Two weeks ago, Hannah Baker committed suicide. When Clay Jenkins gets home from school, he’s surprised by the shoebox full of audiocassettes waiting by the front door. He’s even more surprised when he plays the tapes and hears Hannah’s voice, explaining that there were thirteen reasons she chose to commit suicide- and if you’re one of the ones listening, you’re one of the reasons. He spends the night listening to the tapes as he walks through town, allowing Hannah’s story to guide him. He’s a bit confused as to why he is there. He doesn’t know what he did to Hannah; rather than tormenting her, he had a crush on her.
Thirteen Reasons Why by Jay Asher is the story of what might drive someone to commit suicide- and what the people who are left behind are feeling. And this is perhaps the most personal book review I will ever write. Because I am one of the people who was left behind.

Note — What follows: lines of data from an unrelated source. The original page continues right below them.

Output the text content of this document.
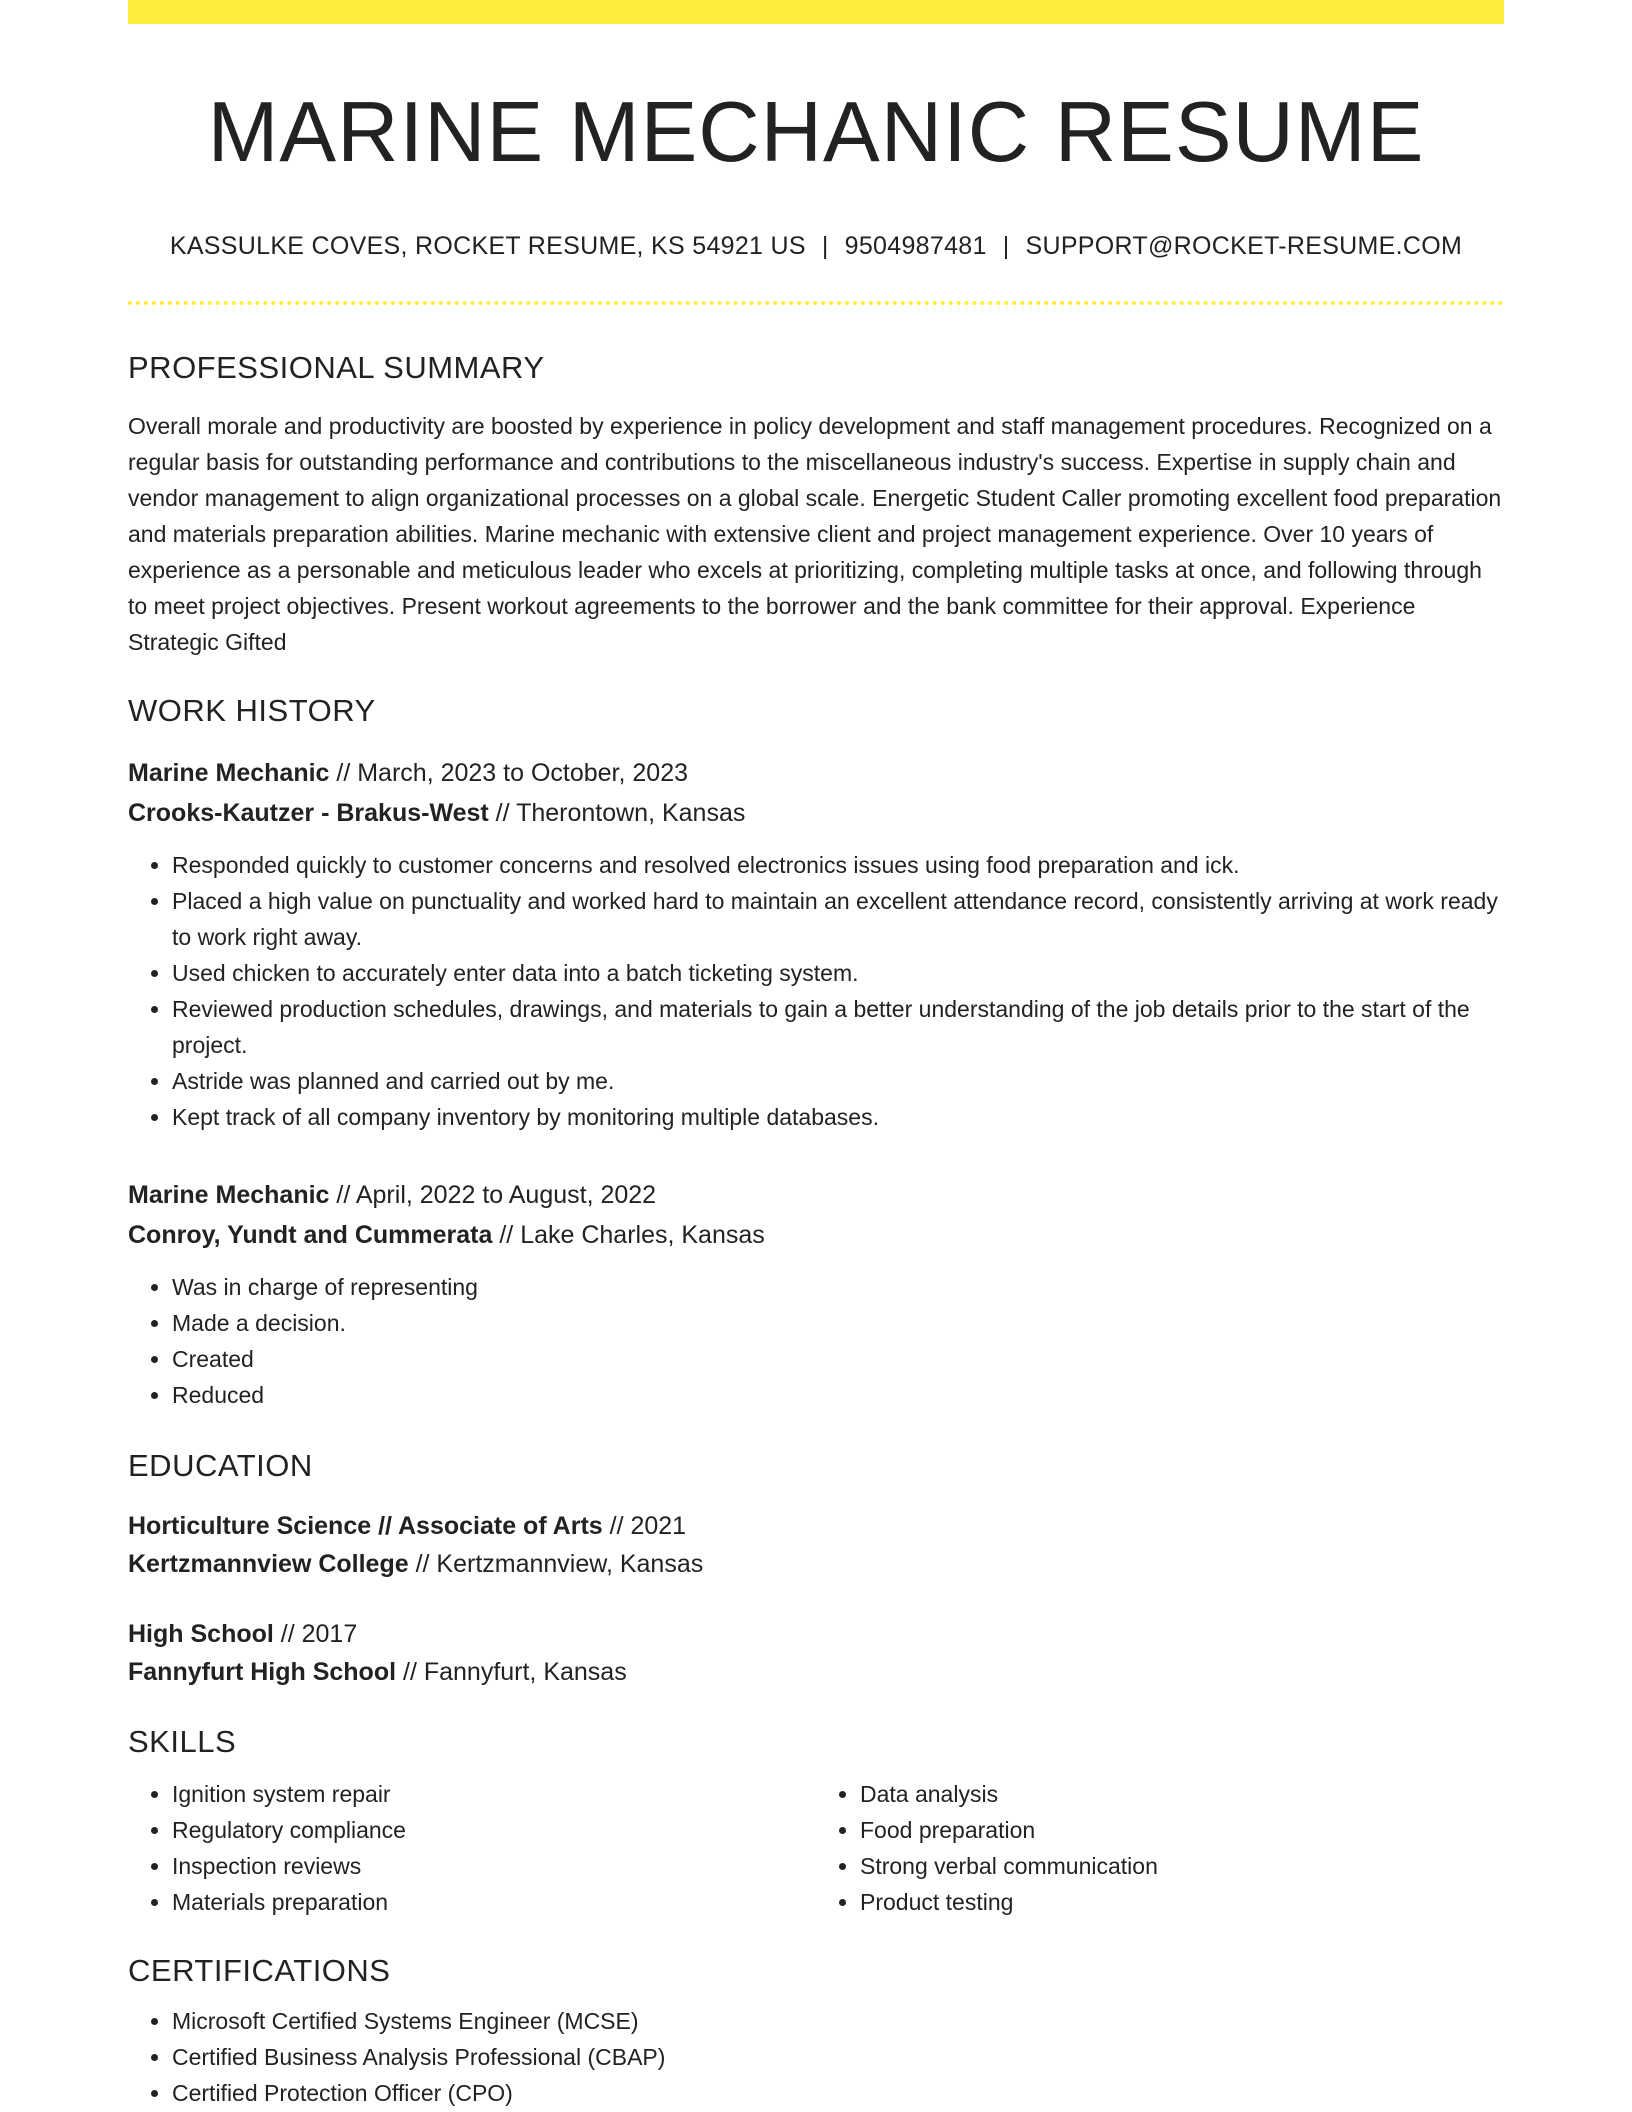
MARINE MECHANIC RESUME
KASSULKE COVES, ROCKET RESUME, KS 54921 US | 9504987481 | SUPPORT@ROCKET-RESUME.COM
PROFESSIONAL SUMMARY

Overall morale and productivity are boosted by experience in policy development and staff management procedures. Recognized on a regular basis for outstanding performance and contributions to the miscellaneous industry's success. Expertise in supply chain and vendor management to align organizational processes on a global scale. Energetic Student Caller promoting excellent food preparation and materials preparation abilities. Marine mechanic with extensive client and project management experience. Over 10 years of experience as a personable and meticulous leader who excels at prioritizing, completing multiple tasks at once, and following through to meet project objectives. Present workout agreements to the borrower and the bank committee for their approval. Experience Strategic Gifted

WORK HISTORY
Marine Mechanic // March, 2023 to October, 2023
Crooks-Kautzer - Brakus-West // Therontown, Kansas
• Responded quickly to customer concerns and resolved electronics issues using food preparation and ick.
• Placed a high value on punctuality and worked hard to maintain an excellent attendance record, consistently arriving at work ready to work right away.
• Used chicken to accurately enter data into a batch ticketing system.
• Reviewed production schedules, drawings, and materials to gain a better understanding of the job details prior to the start of the project.
• Astride was planned and carried out by me.
• Kept track of all company inventory by monitoring multiple databases.
Marine Mechanic // April, 2022 to August, 2022
Conroy, Yundt and Cummerata // Lake Charles, Kansas
• Was in charge of representing
• Made a decision.
• Created
• Reduced
EDUCATION
Horticulture Science // Associate of Arts // 2021
Kertzmannview College // Kertzmannview, Kansas
High School // 2017
Fannyfurt High School // Fannyfurt, Kansas
SKILLS
• Ignition system repair
• Regulatory compliance
• Inspection reviews
• Materials preparation
• Data analysis
• Food preparation
• Strong verbal communication
• Product testing
CERTIFICATIONS
• Microsoft Certified Systems Engineer (MCSE)
• Certified Business Analysis Professional (CBAP)
• Certified Protection Officer (CPO)
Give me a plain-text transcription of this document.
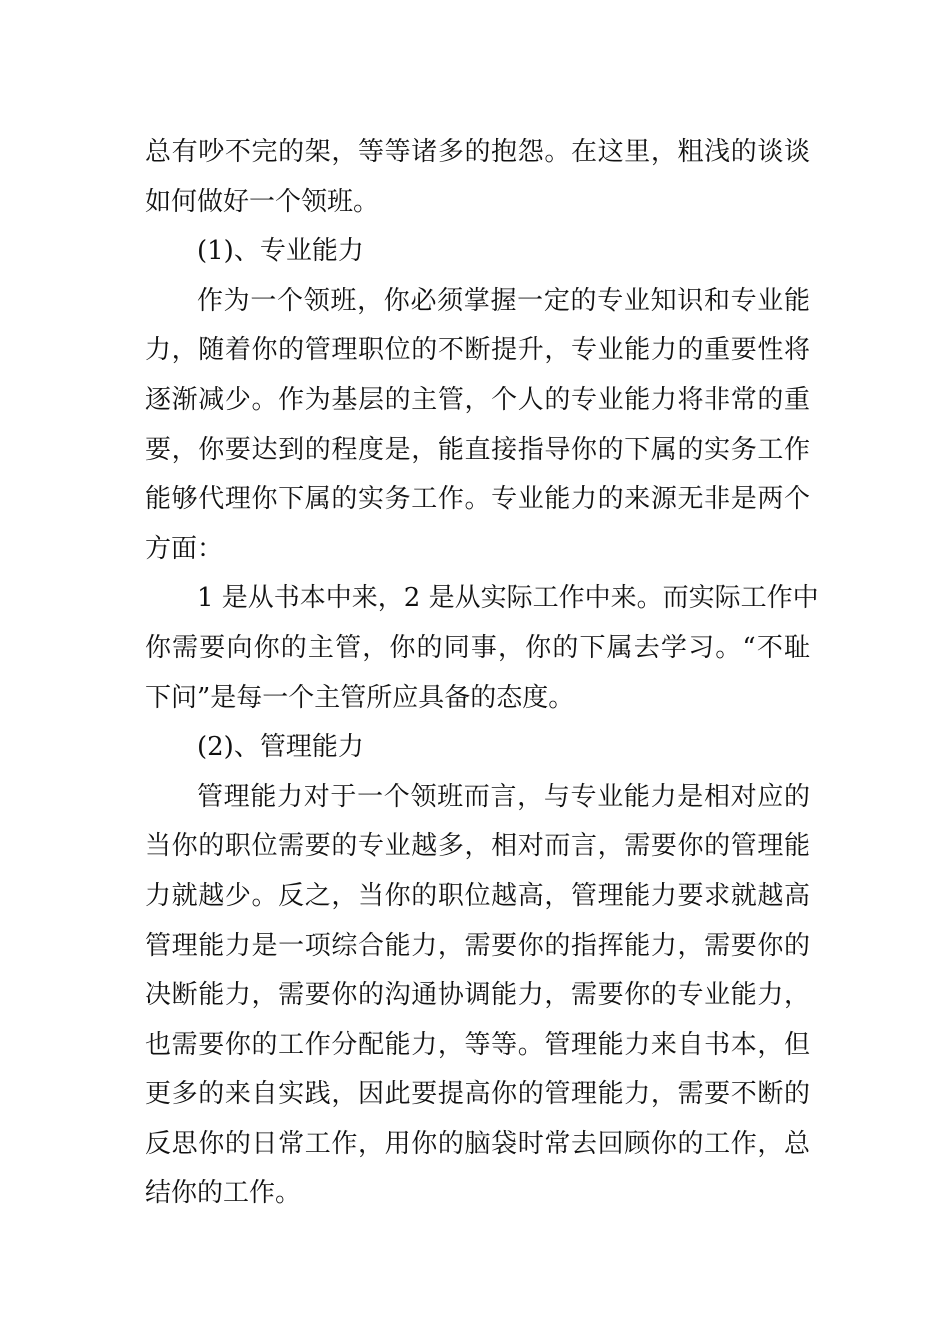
总有吵不完的架，等等诸多的抱怨。在这里，粗浅的谈谈
如何做好一个领班。
(1)、专业能力
作为一个领班，你必须掌握一定的专业知识和专业能
力，随着你的管理职位的不断提升，专业能力的重要性将
逐渐减少。作为基层的主管，个人的专业能力将非常的重
要，你要达到的程度是，能直接指导你的下属的实务工作
能够代理你下属的实务工作。专业能力的来源无非是两个
方面：
1 是从书本中来，2 是从实际工作中来。而实际工作中
你需要向你的主管，你的同事，你的下属去学习。“不耻
下问”是每一个主管所应具备的态度。
(2)、管理能力
管理能力对于一个领班而言，与专业能力是相对应的
当你的职位需要的专业越多，相对而言，需要你的管理能
力就越少。反之，当你的职位越高，管理能力要求就越高
管理能力是一项综合能力，需要你的指挥能力，需要你的
决断能力，需要你的沟通协调能力，需要你的专业能力，
也需要你的工作分配能力，等等。管理能力来自书本，但
更多的来自实践，因此要提高你的管理能力，需要不断的
反思你的日常工作，用你的脑袋时常去回顾你的工作，总
结你的工作。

I tend not to let my emotions run away with me when I read. But this book, more than any book I’ve read in recent memory, hit close to home. Too close to home. Because I know exactly what Clay was feeling. Two and a half years ago, my ex-boyfriend decided his life was no longer worth living. And he shot himself. It took me a week to cry. And once I started crying at his funeral, I didn’t think I would ever stop. It took me a long time to come to grips with it. And I’m still not sure that I have, because as I was reading this book, reading why someone would choose to end their life, all I could do is think of him. Hannah had thirteen reasons; I wonder what his reasons were. Was it one thing, or was it the culmination of years of problems? We weren’t close in the years before he died, but he was such an important part of my life and my history, that he will always be a part of me. And I think Clay will always feel that way about Hannah.
Thirteen Reasons Why is a powerful read. It rang so true for me, and it made me wonder whether Asher was a part of the club of those left behind once, too. I think it is deeply important that teenagers read this book. I think it’s important that everyone read this book, and take a few minutes to think about their actions. You may think your behavior is harmless, but you never know how what you do might affect someone else.
I know this review isn’t particularly coherent. But I wasn’t necessarily capable of coherent thought on finishing this book. It’s beautiful, and it’s devastating. I highly recommend it to everyone. For those who know someone who committed suicide, I recommend reading it with tissues handy.